São passos silenciosos aqueles que trilham o nada, até a entrada, aquela entrada que nada dizia a quem não soubesse, daquela fenda, do nada que encobria, talvez do desespero, do medo, eram passos silenciosos os que se perdiam. O sossego não havia. Apenas a certeza de andar e andar, e de cabeça erguida. Eis que surge de repente, em meio a neblina, a construção que muito dizia, que tanto dizia e calava. O vermelho cobria os degraus até a porta. Acima, da camada cinzenta, a pobre lua minguante aguardava o desfecho, mas nada via, nada ouvia, apenas esperava a madrugada, agora tão fria... o vermelho chamava, os degraus gritavam palavras de ordem “venha”, “toque”, “perceba”... o calor vinha em ondas, era assim que se queria, tudo pulsava, vivia.
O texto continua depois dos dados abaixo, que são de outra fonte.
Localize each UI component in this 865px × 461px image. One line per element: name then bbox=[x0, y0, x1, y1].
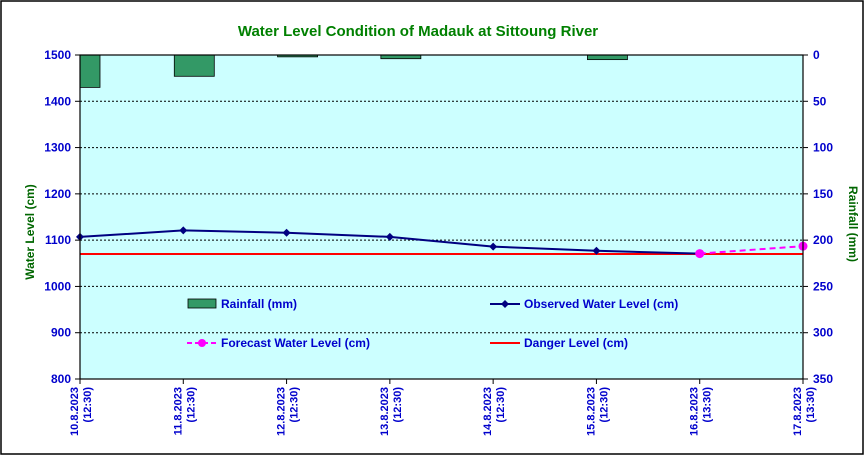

E os passos continuaram silenciosos, ainda abafados pelo veludo gasto, no hall imenso daquela construção já desmanchada, o tecido rubro, que cobria parte daquela escada, aquela escada que dava para os andares de cima, pedaços espalhados, ruínas. O corrimão dourado, sem brilho, mostrava partes descascadas, certa era a glória que um dia havia tido. Agora tudo acabara. Mas os passos sabiam onde iam, subiam mais e mais, até encontrarem espaços abertos, a escada se perdia, assim como os passos, que reapareciam, mais em cima, em outros andares, passos teimosos, que precisam encontrar um quarto específico. E os minutos tornaram-se horas, até que os passos pararam, em frente à porta, número 132, ali ficaram. As mãos não deixaram marcas quando empurraram a madeira escura, a maçaneta dourada pendia arrasada como todo o resto. Apenas o carpete vermelho ainda mostrava a imponência do hotel, que abrigava agora apenas fantasmas; foi esse mesmo carpete que mostrou o espelho, um espelho imenso, quadrado, que cobria parte da parede quase branca, agora amarelada. Os passos pararam, buscaram a visão tão conhecida, o rosto de um homem, como um retrato. Todavia, depois de alguns instantes, o homem percebeu que no espelho nenhuma imagem havia. Ele também já não existia, era só um espectro e não sabia.